The proximity (in the Western sense) of Sun Tunnels to Smithson’s Spiral Jetty, 1970, means that they are often seen together and complement each other, as did their makers. When I went with Nancy to see both pieces, we began the tour at the Center for Land Use Interpretation’s Wendover, Utah, complex. These three sites exemplify early Land art and its offspring, from romantic colonialism to laid-back photographic documentation of more ominous everyday land use. Holt’s work was often place-specific rather than merely site-specific. Pipeline, 1986, in Alaska, was a rare political comment, while Spinwinder, 1991, in Dartmouth, Massachusetts, incorporated local, family, and industrial history. There are few bodies of public art that are simultaneously so cohesive and so varied.

In 1995, Holt moved to the tiny village of Galisteo, New Mexico, where I had recently settled. With two other aging New Yorkers (artists Harmony Hammond and May Stevens), we called ourselves the Galisteo Gals. Nancy and I had a fine old time exploring our new community and state. I especially remember a local guru claiming that our whole basin was underlaid by crystals, watching thousands of sandhill cranes rise into the sky before dawn at the Bosque del Apache, and hanging out with Phil Glass at the opening of the Dwan Light Sanctuary in nearby Montezuma. We rarely talked art, but, like siblings, we recognized subtle parallels in our past lives. We had, in a sense, come up together. I frequently wrote about Holt’s work; as often as my own direction changed and changed again, cross-references to her art kept surfacing. For HALUMINA (HArmony LUcy MIchelle NAncy)—our occasional “hiking club”—our friend Michelle Goodman made a photocollage that Nancy tweaked into infinity.

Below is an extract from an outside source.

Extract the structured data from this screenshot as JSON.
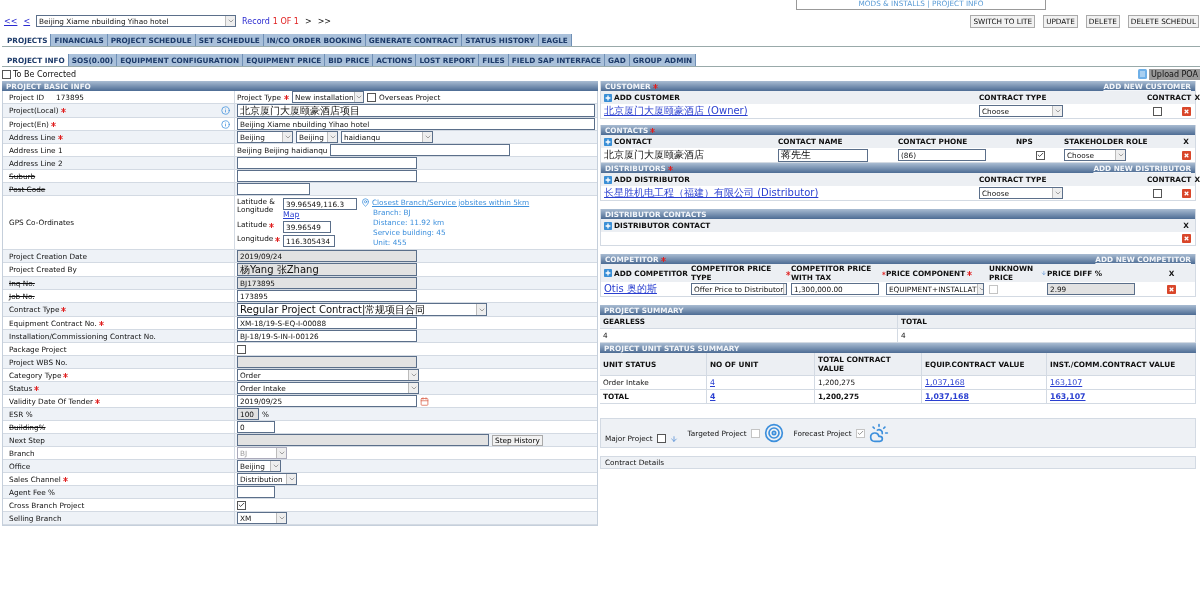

Nancy had a quiet, offbeat sense of humor. She was a periodically sociable recluse and an unflappable perfectionist, having faced tragedy and adversity since childhood with remarkable calm. Involved for many years with Vipassana Buddhism, she taught meditation at a Santa Fe sangha to which she remained attached, although she insisted to some close friends (myself included) that she was “not a Buddhist.” Nevertheless, Nancy’s beloved and loquacious cat was named Karuna (compassion). She was found on the side of the road as a kitten in 2000 by writer Rebecca Solnit, who recalls her emergence from the “windy, fragrant, supercharged, golden-light-saturated aftermath of a thunderstorm” on the anniversary of Smithson’s death. Holt was fascinated by synchronicity, but her death was untimely.

Lucy R. Lippard is a cultural critic based in Galisteo, NM, and the author of twenty-three books on contemporary art.